Salduz 3

Salduz

Brusselse procureur Bruna Bulthé is niet zinnes zijn controversiële circulaire over Salduz in te trekken. ‘Ik verzeker u: onze manier van werken leidt niet tot straffeloosheid.’

 

 

Van onze redacteurs

Veiligheidsexperts en politici van ongeveer alle strekkingen vielen afgelopen dagen over elkaar heen om hun afkee uit te schreeuwen over de nieuwe manier van werken van het Brusselse parket. Dat had een lijst verspreid onder alle politiezones van het gerechtelijke arrondissement Brussel-Halle-Vilvoorde. Daarop staan 51 soorten misdrijven waarvoor de politie verdachten niet meer onmiddelijk verhoort.

Autodieven en heroïnedealers bijvoorbeeld. Die krijgen voortaan te horen dat ze zich enkele dagen later uit eigen beweging bij de politie moeten aanbieden, eventueel met hun advocaat erbij. Want de rondzendbrief is een reactie op de inwerkingtreding van de Salduz-wet die bepaalt dat bij verhoor van een verdachte ook een advocaat aanwezig moet zijn.

De Brusselse procureur des Konings, Bruno Bulthé, toevallig met vakantie, liet de afgelopen dagen zijn slaap niet voor het politiek gekrakeel dat ontstond.
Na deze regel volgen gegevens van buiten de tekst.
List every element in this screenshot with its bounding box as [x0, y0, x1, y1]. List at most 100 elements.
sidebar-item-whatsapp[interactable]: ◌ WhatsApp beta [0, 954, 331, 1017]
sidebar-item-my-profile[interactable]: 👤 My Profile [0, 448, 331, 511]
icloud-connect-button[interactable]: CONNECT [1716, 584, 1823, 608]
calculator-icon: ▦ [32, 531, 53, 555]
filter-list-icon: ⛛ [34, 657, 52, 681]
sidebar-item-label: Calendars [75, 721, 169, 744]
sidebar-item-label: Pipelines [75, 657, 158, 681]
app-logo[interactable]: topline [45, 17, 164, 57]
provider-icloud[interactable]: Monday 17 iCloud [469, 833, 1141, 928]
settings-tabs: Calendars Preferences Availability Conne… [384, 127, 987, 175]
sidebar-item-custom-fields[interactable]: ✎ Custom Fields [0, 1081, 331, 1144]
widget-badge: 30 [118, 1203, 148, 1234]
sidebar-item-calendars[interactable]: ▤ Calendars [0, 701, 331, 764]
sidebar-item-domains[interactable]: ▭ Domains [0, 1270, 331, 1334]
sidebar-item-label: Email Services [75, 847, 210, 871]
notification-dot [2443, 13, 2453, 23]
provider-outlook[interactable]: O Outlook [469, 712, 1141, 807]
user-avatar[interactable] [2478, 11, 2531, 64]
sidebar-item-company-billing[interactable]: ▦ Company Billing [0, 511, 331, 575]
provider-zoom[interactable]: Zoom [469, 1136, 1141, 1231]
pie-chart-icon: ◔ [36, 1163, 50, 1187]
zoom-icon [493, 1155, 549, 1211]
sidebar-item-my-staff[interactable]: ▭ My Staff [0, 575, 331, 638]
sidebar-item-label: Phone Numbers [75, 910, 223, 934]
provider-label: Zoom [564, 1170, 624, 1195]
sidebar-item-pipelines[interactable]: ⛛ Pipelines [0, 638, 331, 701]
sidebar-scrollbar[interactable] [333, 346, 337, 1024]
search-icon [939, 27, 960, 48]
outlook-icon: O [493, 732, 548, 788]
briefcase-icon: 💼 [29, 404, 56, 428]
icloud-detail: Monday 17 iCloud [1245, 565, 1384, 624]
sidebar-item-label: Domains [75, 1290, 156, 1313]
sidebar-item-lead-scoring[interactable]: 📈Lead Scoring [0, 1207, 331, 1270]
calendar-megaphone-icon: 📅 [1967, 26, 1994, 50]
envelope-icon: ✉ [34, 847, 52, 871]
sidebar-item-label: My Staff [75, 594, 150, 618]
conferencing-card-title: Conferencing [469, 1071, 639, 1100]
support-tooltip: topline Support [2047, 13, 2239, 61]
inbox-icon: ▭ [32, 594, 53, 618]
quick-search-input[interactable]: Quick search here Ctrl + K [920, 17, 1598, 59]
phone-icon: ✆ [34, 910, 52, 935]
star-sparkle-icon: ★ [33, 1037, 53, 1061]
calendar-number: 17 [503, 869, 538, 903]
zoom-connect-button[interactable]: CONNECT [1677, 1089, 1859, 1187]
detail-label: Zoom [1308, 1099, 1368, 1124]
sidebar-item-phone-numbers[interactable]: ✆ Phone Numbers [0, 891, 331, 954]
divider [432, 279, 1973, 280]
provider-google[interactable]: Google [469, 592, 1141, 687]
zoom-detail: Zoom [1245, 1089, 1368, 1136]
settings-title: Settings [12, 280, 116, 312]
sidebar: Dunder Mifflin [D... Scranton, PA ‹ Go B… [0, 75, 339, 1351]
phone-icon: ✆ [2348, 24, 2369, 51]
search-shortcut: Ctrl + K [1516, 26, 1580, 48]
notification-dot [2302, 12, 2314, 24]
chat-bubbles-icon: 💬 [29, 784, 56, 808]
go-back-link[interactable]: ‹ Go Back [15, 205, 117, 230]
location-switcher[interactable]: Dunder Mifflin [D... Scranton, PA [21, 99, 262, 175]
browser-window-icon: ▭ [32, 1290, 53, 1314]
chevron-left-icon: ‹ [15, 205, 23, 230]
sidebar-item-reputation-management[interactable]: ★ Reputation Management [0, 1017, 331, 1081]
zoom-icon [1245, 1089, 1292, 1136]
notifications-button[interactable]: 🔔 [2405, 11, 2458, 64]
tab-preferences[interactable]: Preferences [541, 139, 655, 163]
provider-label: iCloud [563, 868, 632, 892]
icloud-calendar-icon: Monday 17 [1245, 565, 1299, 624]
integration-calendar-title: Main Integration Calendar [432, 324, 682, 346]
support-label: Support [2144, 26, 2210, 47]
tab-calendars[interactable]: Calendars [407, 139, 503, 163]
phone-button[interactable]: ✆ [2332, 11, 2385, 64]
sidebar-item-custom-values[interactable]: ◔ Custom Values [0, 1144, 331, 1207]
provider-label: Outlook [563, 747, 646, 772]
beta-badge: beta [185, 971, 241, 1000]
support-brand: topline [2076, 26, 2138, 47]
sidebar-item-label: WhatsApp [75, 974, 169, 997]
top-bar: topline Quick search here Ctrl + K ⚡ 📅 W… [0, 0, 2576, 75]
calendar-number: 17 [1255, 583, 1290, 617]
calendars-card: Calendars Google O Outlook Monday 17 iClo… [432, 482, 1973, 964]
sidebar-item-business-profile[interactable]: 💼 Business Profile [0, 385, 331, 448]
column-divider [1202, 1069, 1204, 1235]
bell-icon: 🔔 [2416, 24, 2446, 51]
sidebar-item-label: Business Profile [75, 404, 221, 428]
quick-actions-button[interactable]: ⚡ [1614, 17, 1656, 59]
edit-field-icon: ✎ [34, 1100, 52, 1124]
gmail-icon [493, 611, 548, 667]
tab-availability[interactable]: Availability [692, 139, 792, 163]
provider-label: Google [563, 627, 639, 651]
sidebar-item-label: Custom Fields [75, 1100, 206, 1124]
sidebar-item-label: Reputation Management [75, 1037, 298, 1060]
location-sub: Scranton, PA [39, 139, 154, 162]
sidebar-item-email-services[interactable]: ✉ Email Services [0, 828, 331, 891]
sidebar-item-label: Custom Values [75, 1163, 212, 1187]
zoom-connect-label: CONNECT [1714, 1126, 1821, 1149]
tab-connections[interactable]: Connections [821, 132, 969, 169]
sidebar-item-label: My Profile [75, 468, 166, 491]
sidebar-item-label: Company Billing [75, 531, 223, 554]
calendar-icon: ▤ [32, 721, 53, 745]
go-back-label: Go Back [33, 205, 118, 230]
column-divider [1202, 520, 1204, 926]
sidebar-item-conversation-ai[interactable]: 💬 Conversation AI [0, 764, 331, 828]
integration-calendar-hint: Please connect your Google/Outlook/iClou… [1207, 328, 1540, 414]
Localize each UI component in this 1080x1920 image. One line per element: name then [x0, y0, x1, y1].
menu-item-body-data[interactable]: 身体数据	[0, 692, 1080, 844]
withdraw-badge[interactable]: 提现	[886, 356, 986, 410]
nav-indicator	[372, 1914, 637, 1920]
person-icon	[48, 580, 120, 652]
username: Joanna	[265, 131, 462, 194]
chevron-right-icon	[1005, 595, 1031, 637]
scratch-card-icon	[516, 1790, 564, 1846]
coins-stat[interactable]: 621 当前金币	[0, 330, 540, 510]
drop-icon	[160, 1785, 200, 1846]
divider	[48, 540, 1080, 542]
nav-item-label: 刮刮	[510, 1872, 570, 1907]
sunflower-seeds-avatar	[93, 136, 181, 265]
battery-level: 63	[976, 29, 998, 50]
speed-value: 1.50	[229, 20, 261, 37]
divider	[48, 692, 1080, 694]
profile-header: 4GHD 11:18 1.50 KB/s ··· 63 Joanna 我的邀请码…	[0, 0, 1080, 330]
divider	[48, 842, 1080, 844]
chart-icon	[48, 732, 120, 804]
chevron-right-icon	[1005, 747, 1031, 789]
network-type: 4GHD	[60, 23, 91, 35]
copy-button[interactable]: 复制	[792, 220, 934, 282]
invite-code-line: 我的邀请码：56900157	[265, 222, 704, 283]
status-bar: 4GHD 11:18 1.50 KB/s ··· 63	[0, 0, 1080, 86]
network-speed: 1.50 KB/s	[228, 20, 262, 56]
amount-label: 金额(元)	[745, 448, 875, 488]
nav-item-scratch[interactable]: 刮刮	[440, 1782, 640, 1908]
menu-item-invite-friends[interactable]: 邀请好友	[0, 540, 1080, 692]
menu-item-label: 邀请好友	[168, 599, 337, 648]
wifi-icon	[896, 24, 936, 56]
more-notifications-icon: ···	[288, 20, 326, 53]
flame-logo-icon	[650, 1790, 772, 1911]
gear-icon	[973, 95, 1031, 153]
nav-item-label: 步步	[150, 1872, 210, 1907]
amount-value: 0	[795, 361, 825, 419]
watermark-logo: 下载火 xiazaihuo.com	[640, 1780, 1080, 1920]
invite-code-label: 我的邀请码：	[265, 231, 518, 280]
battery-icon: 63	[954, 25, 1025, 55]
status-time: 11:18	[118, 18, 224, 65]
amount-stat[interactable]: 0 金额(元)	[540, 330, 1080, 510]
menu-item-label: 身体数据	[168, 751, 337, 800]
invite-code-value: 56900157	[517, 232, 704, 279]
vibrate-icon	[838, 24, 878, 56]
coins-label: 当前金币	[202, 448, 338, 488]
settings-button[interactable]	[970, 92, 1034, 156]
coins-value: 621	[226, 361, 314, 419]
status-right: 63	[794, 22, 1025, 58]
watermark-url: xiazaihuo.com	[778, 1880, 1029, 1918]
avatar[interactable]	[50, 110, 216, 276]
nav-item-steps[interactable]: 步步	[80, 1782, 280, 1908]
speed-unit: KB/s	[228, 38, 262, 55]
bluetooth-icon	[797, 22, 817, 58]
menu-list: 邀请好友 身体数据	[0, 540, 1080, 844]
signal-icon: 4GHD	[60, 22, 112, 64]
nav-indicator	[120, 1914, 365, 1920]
Gistermiddag poogde hij thuis zelfs een boekenkast in elkaar te zetten.

U zegt dat u de commotie niet begrijpt. Maar de lijst van overtreders die van u niet langer verhoord moet worden, oogt toch zeer indrukwekkend.

Bruno Bulthé: ‘Ik begrijp inderdaad de commotie niet, vooral omdat onze rondzendbrief er komt op uitdrukkelijk vraag van onze politiekorpsen. Die wilden concreet weten hoe ze de Saldus-wet in de praktijk moesten brengen. Toch even schetsen: als de politie iedereen die ze oppakt ook meteen gaat verhoren –wat vandaag de dag betekent dat ze soms 2 uur en langer op een advocaat moeten wachten- dan zitten ze dagelijks met 80 of meer politieagenten die urenlang met hun duimen zitten te draaien. Dat gaat niet. Daarmee brengen we de werking van de Brusselse politiekorpsen in het gedrang.’

Maar is het dan geen brug te ver om betrapte autodieven meteen na hun arrestatie weer naar huis te sturen?

‘Men heeft de zaken de afgelopen dagen serieus verdraaid. Elke arrestatie wordt door het Brusselse parket en de betrokken politieagenten tegen het licht gehouden. En wanneer het over een voldoende ernstige zaak gaat, zullen we die dader ook meteen verhoren. Weet u wat voor iemand we weer naar huis sturen, zonder dat die meteen wordt verhoord? Iemand die op de luchthaven van Zaventem wordt betrapt met een mes dat hij per ongeluk bij zijn bagage had gestoken. Aan die categorie mensen vragen we om enkele dagen later zelf naar de politie te komen voor een verhoor, eventueel in gezelschap van hun advocaat. Iemand die wordt betrapt met 2 kalasjnikovs in zijn koffer zal het uiteraard meteen mogen uitleggen.’

Van de straffeloosheid waarvoor politici nu vrezen, is dus geen sprake?

‘Maar neen. Ook het lik-op-stuk-beleid naar jonge Brusselse criminelen toe blijft intact. Wij kennen onze pappenheimers. Als de politie die oppakt, krijgen zij uiteraard niet de booschap om zich enkele dagen later te komen aanbieden. Die worden meteen verhoord. Ik verzeker u: op het iende van deze maand zal blijken dat het aantal mensen dat ter beschikking is gesteld van het parket, even hoog zal zijn als voor deze rondzendbrief. Nogmaals, we creëren hiermee geen straffeloosheid.’

Tal van politici eisten de afgelopen dagen de intrekking van uw rondzendbrief. Daar denkt u niet aan?

‘(fel) Neen. daar denk ik inderdaad niet aan. Al sta ik open voor bijsturingen vanuit de verschillende politiekorpsen. Ik begrijp ook niet goed hoe we deze rondzendbrief zouden kunnen intrekken. Wie gaat dan op korte termijn de tientallen politiemensen leveren om iedere opgepakte verdachte meteen te kunnen verhoren? En wie gaat mij 20 parketmagistraten bij geven om al die dossiers te verwerken?

Een slechte wet, de Salduz-wet?

‘Neen, dat hoort u mij niet zeggen. Het vraagt wél een andere manier van werken van zowel politie als parket. Als ik de commentaren op onze circulaire hoor, vrees ik echter dat een aantal mensen dat niet helemaal goed begrepen heeft.’